Raised by Taiwanese immigrants, Lee grew up surrounded not only by Nashville's rich legacy of country music, but also the classical songs and gospel hymns that his piano-playing mother performed weekly in church. "A lot of my friends' parents were musicians, too," he remembers. "Music was always around me, and it became the driving force for everything I did."
Before he could launch his career as one of Nashville's hometown heroes, though, Lee first needed to leave town. Craving new horizons, he headed to Indiana, where he finished college with degrees in literature and journalism. Living in the Midwest gave him a renewed perspective on his Nashville roots, and when he returned home, he began writing songs that drew upon the narrative skills he'd sharpened as a student.

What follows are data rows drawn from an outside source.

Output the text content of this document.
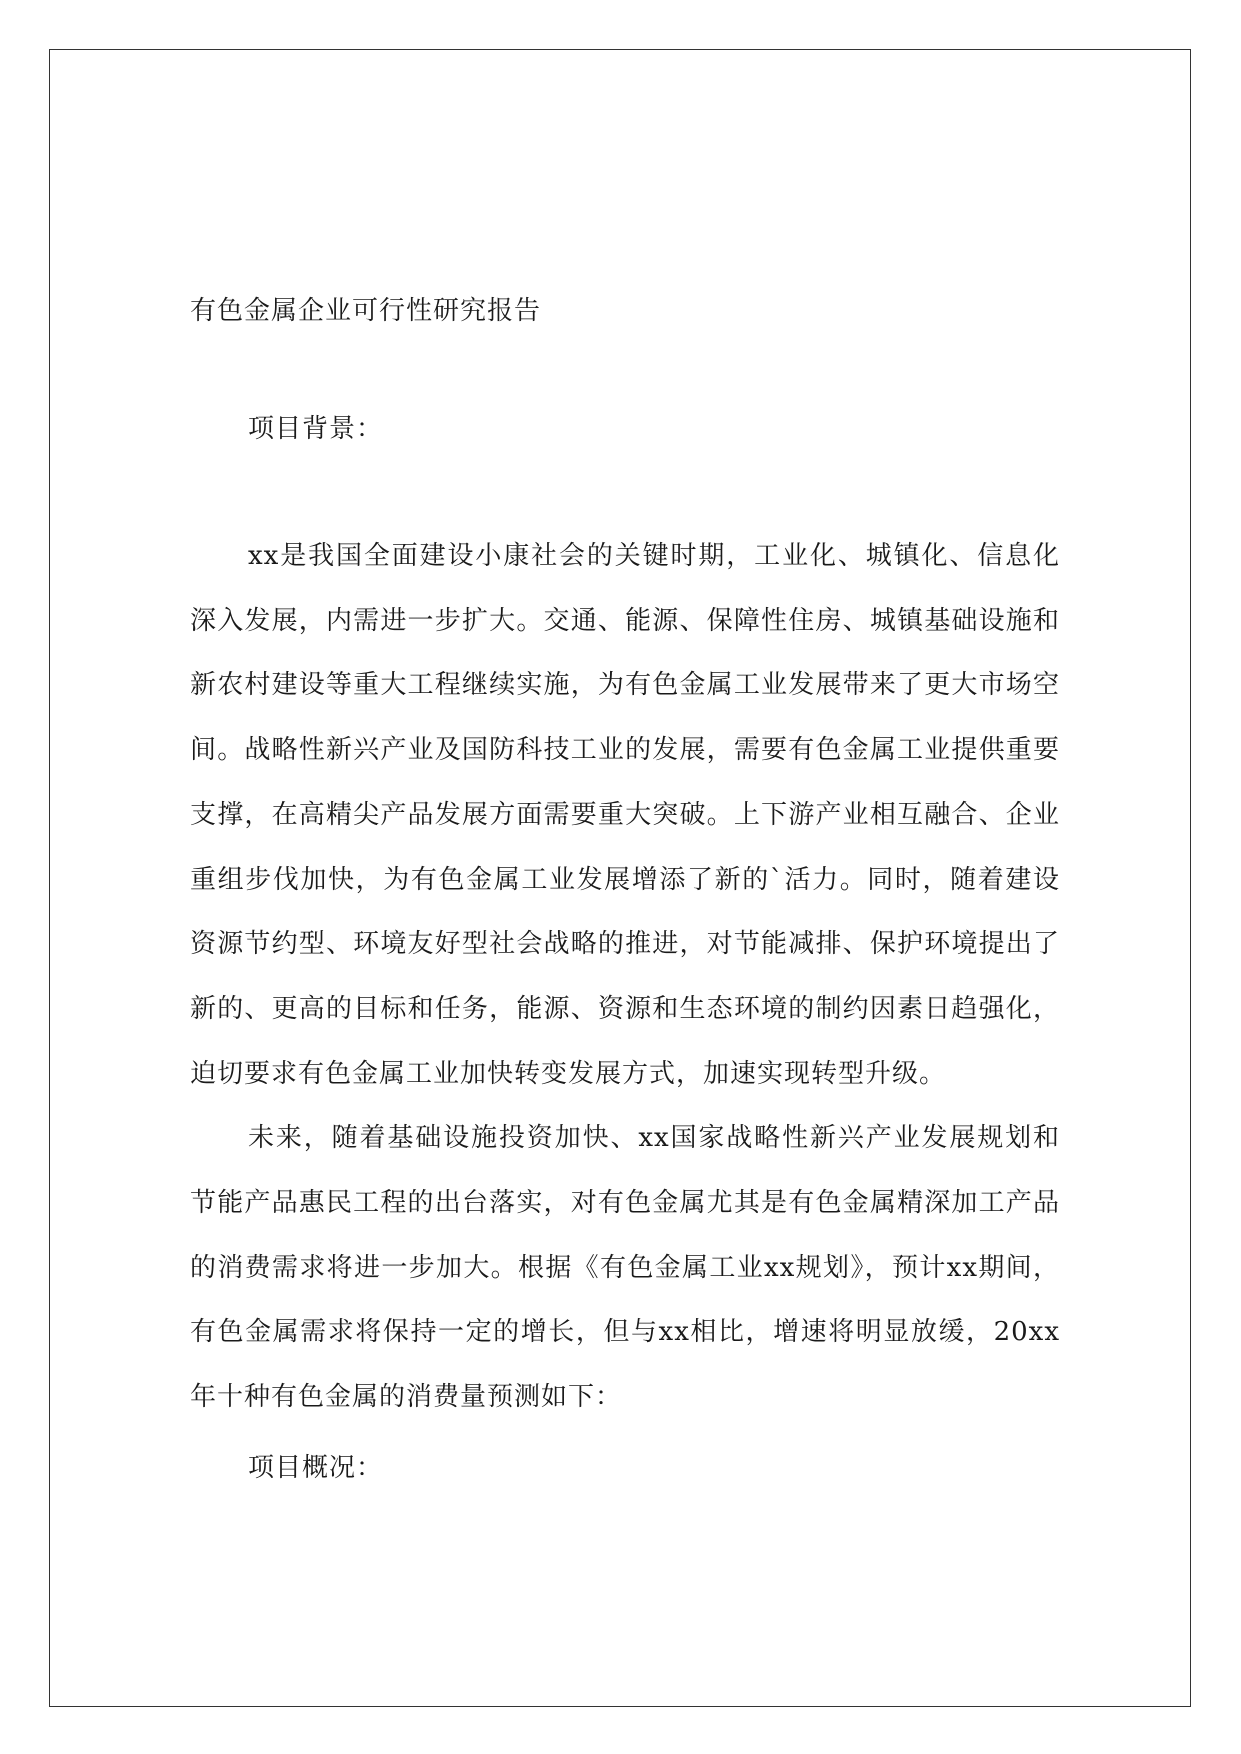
有色金属企业可行性研究报告
项目背景：

xx是我国全面建设小康社会的关键时期，工业化、城镇化、信息化深入发展，内需进一步扩大。交通、能源、保障性住房、城镇基础设施和新农村建设等重大工程继续实施，为有色金属工业发展带来了更大市场空间。战略性新兴产业及国防科技工业的发展，需要有色金属工业提供重要支撑，在高精尖产品发展方面需要重大突破。上下游产业相互融合、企业重组步伐加快，为有色金属工业发展增添了新的`活力。同时，随着建设资源节约型、环境友好型社会战略的推进，对节能减排、保护环境提出了新的、更高的目标和任务，能源、资源和生态环境的制约因素日趋强化，迫切要求有色金属工业加快转变发展方式，加速实现转型升级。

未来，随着基础设施投资加快、xx国家战略性新兴产业发展规划和节能产品惠民工程的出台落实，对有色金属尤其是有色金属精深加工产品的消费需求将进一步加大。根据《有色金属工业xx规划》，预计xx期间，有色金属需求将保持一定的增长，但与xx相比，增速将明显放缓，20xx年十种有色金属的消费量预测如下：

项目概况：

King Margo is Lucciana Costa and Rachel Coats, who grew up 40 minutes apart but didn't meet until many years later in the middle of a Kentucky field.
Both women spent their twenties building a steady rotation of live shows, studio work and a gun-for-hire reputation as multi-instrumentalists. Rachel was selected to join several international touring artists in the folk-pop realm on bass and vocals. Lucciana focused on songwriting and composition, spending half a decade in Los Angeles honing her craft and scoring films and commercials. Eventually Lucciana and Rachel found themselves in Nashville, both hired for the same touring band where they met for the first time. They connected instantly, both musically and personally, and the seeds for what would eventually become King Margo were planted.